7.3.19

Fábio Araújo - Transferência de Uso


(1) Transferência-de-uso de uma ação para os suportes e processos de desenho

A minha folha de papel torna-se num teclado/máquina de escrever.

Imagino que me encontro à frente de um computador ou máquina de escrever, tendo uma série de frases que tenho que redigir com os dedos das minhas mãos (cobertos por tinta preta) numa folha de papel através de um desenho cego. 
Quando nos encontramos a escrever, geralmente deixamos de ter noção onde cada tecla se encontra, a nossa memória gestual acaba por assumir o controlo. Olhamos para o ecrã e escrevemos de uma forma quase inconsciente, mas, quando é necessário saber onde se encontra cada letra e não se tem uma referência visual, a tarefa torna-se bastante difícil, principalmente quando não se pode olhar para o que o está a acontecer na folha de papel. Existe aqui uma forte ligação entre o próprio ato de desenhar e o de escrever, aliás, a duas ações têm em comum a sua própria etimologia, do grego – graphos.

“Em vez de uma visão que exclua outras, eu queria desenhar os momentos que de uma ponta a outra fazem a vida, mostrar a frase interior, a frase sem palavras…Eu queria desenhar a consciência de existir e o fluxo do tempo”
 (Henri Michaux "Drawing the Fow of Time", "Untitled Passages by Henri Michaux", 2000, pág.7)

O resultado final não revela as frases que foram “escritas/desenhadas”, mas sim uma série de marcas e vestígios do contacto dos dedos com tinta no suporte, um código a ser decifrado, algo parasitário que invade e habita a folha de papel.






Realizei ainda a partir da primeira proposta um segundo exercício.

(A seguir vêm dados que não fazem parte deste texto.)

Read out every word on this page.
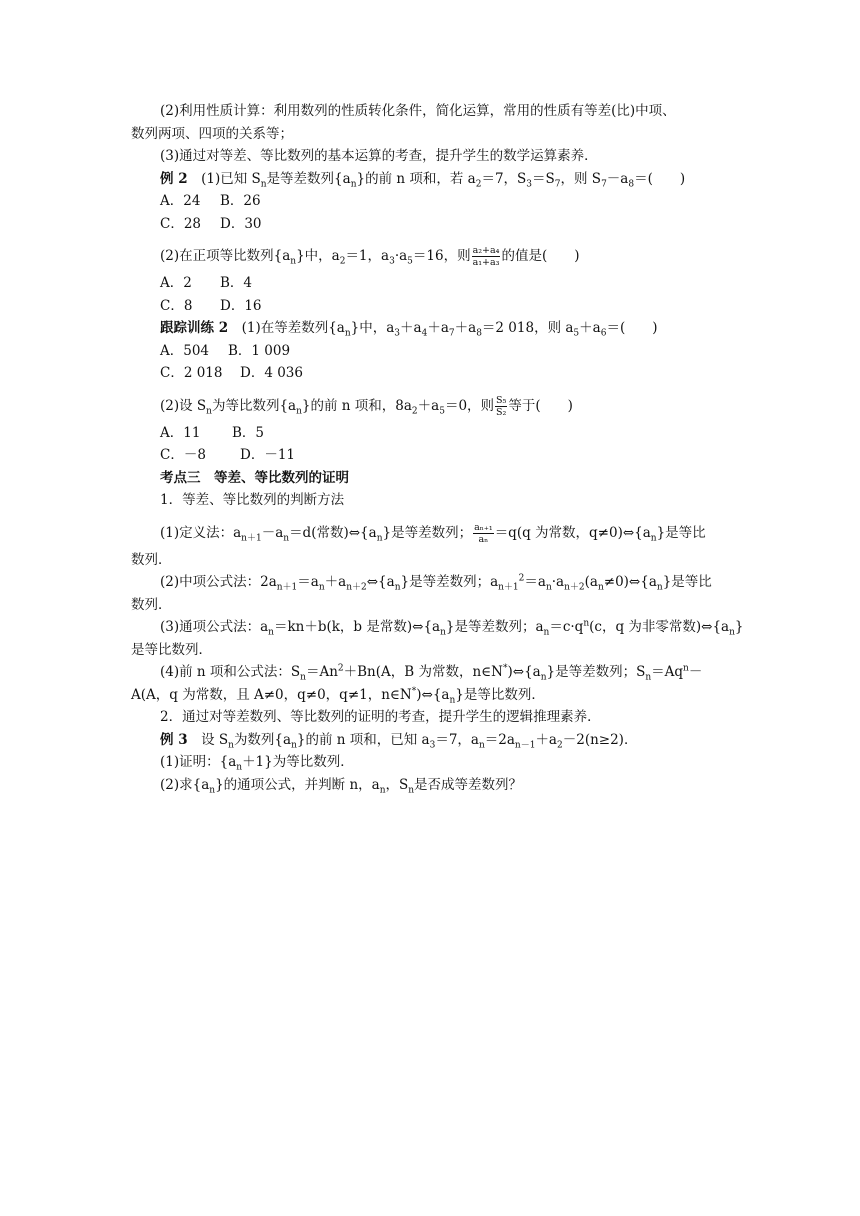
(2)利用性质计算：利用数列的性质转化条件，简化运算，常用的性质有等差(比)中项、
数列两项、四项的关系等；
(3)通过对等差、等比数列的基本运算的考查，提升学生的数学运算素养．
例 2　 (1)已知 $S_n$是等差数列$\{a_n\}$的前 n 项和，若 $a_2=7$，$S_3=S_7$，则 $S_7-a_8=$(　　)
A．24 B．26
C．28 D．30
(2)在正项等比数列$\{a_n\}$中，$a_2=1$，$a_3\cdot a_5=16$，则 $\frac{\text{a₂+a₄}}{\text{a₁+a₃}}$ 的值是(　　)
A．2 B．4
C．8 D．16
跟踪训练 2　 (1)在等差数列$\{a_n\}$中，$a_3+a_4+a_7+a_8=2$ 018，则 $a_5+a_6=$(　　)
A．504 B．1 009
C．2 018 D．4 036
(2)设 $S_n$为等比数列$\{a_n\}$的前 n 项和，$8a_2+a_5=0$，则 $\frac{\text{S₅}}{\text{S₂}}$ 等于(　　)
A．11 B．5
C．－8	D．－11
考点三　等差、等比数列的证明
1．等差、等比数列的判断方法
(1)定义法：$a_{n+1}-a_n=d$(常数)$\Leftrightarrow\{a_n\}$是等差数列； $\frac{\text{aₙ₊₁}}{\text{aₙ}} =q(q$ 为常数，$q\ne 0)\Leftrightarrow\{a_n\}$是等比
数列．
(2)中项公式法：$2a_{n+1}=a_n+a_{n+2}\Leftrightarrow\{a_n\}$是等差数列；$a_{n+1}^2=a_n\cdot a_{n+2}(a_n\ne 0)\Leftrightarrow\{a_n\}$是等比
数列．
(3)通项公式法：$a_n=kn+b(k$，b 是常数)$\Leftrightarrow\{a_n\}$是等差数列；$a_n=c\cdot q^n(c$，q 为非零常数)$\Leftrightarrow\{a_n\}$
是等比数列．
(4)前 n 项和公式法：$S_n=An^2+Bn(A$，B 为常数，$n\in N^*)\Leftrightarrow\{a_n\}$是等差数列；$S_n=Aq^n-$
A(A，q 为常数，且 A≠0，q≠0，q≠1，$n\in N^*)\Leftrightarrow\{a_n\}$是等比数列．
2．通过对等差数列、等比数列的证明的考查，提升学生的逻辑推理素养．
例 3　 设 $S_n$为数列$\{a_n\}$的前 n 项和，已知 $a_3=7$，$a_n=2a_{n-1}+a_2-2(n\ge 2)$．
(1)证明：$\{a_n+1\}$为等比数列．
(2)求$\{a_n\}$的通项公式，并判断 n，$a_n$，$S_n$是否成等差数列？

Sendo a grisalha e o papel dobrado elementos comuns no meu trabalho pessoal, acabei por transpor os mesmos para esta proposta.


Matéria atravessada pelo vento do tempo passado, e até do tempo mais-que-passado, do tempo «trespassado» … Não nos surpreende, pois, verificar que a grisalha se impõe sempre que se trata de representar um tempo memorial, mítico ou sobrenatural: um tempo que, por definição, escapa à sua situação cronológica de história… 
(Georges Didi-Huberman, "Grisalha, Poeira e poder do tempo", 2011)

Começo por dobrar uma série de gravuras, remetendo para o ato de dobrar o papel, guardanapos ou panos, criando uma série de vincos e irregularidades no próprio suporte. De seguida peguei no trabalho e mergulhei-o numa aguada realizada a tinta da china, deixando-o submerso durante 8 minutos e 48 segundos. Passado o tempo proposto, pego no papel e por fim coloco-o a secar num estendal. O resultado é uma mancha acinzentada que habita a folha de papel. A tinta entranha-se pelo papel dobrado, depositando-se nos veios das dobragens criando manchas variadas por toda a folha.







(2) Transferência entre duas ações de campos performativos distintos

Plantei os meus pés e reguei-os com água.
Realizo inicialmente o ato de cavar um buraco no jardim da faculdade.
De seguida, num ato absurdo descalço os meus sapatos e coloco-me dentro do buraco cobrindo-o novamente com terra. Com o balde vermelho de água, rego (em excesso) os meus pés (cobertos de terra e plantados) até a água ficar à superfície.
Uma ação do quotidiano é desta forma transposta para um contexto absurdo, onde uma ideia de experiência e de consciência visual é gerada a partir da perceção háptica do contacto dos pés plantados com a terra e a água.



(3) Redireccionamento de um ato conotado com os meios desenho para um espaço físico

Circunscrever, riscar, reserva e apagar.

Os cantos de uma casa/planta possuem uma presença bastante forte e peculiar, definem pontos de ligação, de encontro, de início e de fim. A ideia de extinguir os cantos de um espaço arquitetónico surge como a ideia-base para a realização do exercício, criando desta forma uma planta circular (e sem fim?).
A partir da circunscrição no chão com um lápis obtém-se uma linha que define a área a ser preenchida. Esse preenchimento é dado através do carvão, um material abrasivo e bastante volátil que permite facilmente a correção e o apagamento.  
Apercebi-me também que ao realizar esta ação, faço uma ligação direta com o primeiro exercício onde trabalho com a gravura. Existe uma semelhança entre o resultado de extinguir os cantos de uma sala, dando-lhe o aspeto circular e arredondado com o próprio processo de preparação de uma chapa de calcografia através do arredondamento dos cantos e das bordas. 
Após a realização da ação, o desenho foi apagado, não deixando vestígios e indícios da mesma.